- Theatrical release poster
- Hangul: 최강 로맨스
- Hanja: 最強 로맨스
- RR: Choegang romaenseu
- MR: Ch'oegang romaensŭ
- Directed by: Kim Jung-woo
- Written by: Lee Jong-seop
- Produced by: Kim Min-gi Lee Min-ho Heo Chang
- Starring: Lee Dong-wook Hyun Young
- Cinematography: Yun Myeong-shik
- Edited by: Ko Im-pyo
- Music by: Sohn Moo-hyun
- Distributed by: Showbox
- Release date: 25 January 2007;
- Running time: 109 minutes
- Country: South Korea
- Language: Korean
- Box office: $7,228,471

= The Perfect Couple (2007 film) =

The Perfect Couple, also known as The Best Romance, is a 2007 South Korean film.

== Plot ==
While eating skewered tempura at a street vendor, young reporter Choi Soo-jin accidentally sticks the skewer into the side of a detective, Kang Jae-hyuk, who was chasing a suspected criminal. After this encounter, Soo-jin is told to work on a story about a detective, and the detective turns out to be Jae-hyuk.
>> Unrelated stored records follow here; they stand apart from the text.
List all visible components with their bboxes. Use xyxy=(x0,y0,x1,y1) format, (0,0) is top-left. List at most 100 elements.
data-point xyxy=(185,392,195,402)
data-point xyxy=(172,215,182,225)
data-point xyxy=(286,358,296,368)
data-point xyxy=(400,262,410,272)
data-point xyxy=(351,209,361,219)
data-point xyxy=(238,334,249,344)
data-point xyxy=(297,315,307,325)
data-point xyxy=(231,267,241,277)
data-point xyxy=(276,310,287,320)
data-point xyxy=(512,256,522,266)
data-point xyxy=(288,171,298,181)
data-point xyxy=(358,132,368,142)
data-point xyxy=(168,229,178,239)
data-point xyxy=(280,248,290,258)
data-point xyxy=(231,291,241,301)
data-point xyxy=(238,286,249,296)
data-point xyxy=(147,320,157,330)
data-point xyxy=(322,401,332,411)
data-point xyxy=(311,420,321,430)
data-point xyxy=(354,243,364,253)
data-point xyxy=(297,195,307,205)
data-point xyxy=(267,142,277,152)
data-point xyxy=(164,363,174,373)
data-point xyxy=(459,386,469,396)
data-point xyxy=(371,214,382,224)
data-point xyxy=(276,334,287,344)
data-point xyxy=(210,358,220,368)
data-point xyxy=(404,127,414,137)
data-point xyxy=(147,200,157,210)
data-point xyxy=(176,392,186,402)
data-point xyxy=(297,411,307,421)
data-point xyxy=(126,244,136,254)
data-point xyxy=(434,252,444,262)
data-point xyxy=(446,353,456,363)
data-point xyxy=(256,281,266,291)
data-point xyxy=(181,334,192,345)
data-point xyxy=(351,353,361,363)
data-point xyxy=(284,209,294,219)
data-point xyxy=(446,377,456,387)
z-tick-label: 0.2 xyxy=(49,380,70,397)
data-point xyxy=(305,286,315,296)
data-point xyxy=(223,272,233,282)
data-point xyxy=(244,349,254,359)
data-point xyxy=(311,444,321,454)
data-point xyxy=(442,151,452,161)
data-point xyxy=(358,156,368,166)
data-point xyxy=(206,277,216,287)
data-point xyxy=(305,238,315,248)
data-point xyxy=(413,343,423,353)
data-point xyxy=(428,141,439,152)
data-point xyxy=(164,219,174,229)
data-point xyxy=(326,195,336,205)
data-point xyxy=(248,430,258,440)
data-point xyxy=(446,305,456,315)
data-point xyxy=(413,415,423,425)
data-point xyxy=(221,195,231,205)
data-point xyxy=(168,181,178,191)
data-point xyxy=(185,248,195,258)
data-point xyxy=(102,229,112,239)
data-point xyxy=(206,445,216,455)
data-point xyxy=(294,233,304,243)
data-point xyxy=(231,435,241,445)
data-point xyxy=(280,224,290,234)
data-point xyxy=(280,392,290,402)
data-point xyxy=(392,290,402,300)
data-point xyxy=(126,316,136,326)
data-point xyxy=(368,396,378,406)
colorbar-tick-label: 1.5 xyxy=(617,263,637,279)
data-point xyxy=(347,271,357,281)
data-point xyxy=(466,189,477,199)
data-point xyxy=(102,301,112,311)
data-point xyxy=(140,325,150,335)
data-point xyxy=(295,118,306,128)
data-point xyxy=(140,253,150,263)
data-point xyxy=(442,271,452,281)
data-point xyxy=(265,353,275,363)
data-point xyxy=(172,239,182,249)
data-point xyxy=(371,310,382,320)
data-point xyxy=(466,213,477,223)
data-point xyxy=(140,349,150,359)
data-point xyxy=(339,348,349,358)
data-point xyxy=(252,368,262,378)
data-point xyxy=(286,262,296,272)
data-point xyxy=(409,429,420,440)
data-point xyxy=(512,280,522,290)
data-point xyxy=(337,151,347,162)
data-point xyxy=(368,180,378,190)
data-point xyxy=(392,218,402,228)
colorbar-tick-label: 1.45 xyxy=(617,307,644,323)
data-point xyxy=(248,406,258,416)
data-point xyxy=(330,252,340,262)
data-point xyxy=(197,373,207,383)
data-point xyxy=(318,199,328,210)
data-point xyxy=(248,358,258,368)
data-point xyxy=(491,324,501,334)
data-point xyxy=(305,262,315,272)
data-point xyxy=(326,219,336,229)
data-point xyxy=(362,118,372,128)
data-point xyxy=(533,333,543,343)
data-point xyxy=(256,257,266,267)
Soo-jin joins his crackdown on drug dealers, and the two start to fall in love.

== Cast ==
- Lee Dong-wook as Kang Jae-hyuk
- Hyun Young as Choi Soo-jin
- Lee Jeong-heon
- Jeon Soo-kyeong
- Kim Jung-heon as Handsome boy
- Jeong Jae-jin
- Kim Jae-man
- Kim Seung-min
- Joo Seok-tae
- Lee Myeong-jin
- Jang Hyun-sung (cameo)

== Release ==
The Perfect Couple was released in South Korea on 25 January 2007, and topped the box office on its opening weekend with 380,933 admissions. It went on to receive a total of 1,299,274 admissions nationwide, with a gross (as of 18 March 2007) of $7,228,471.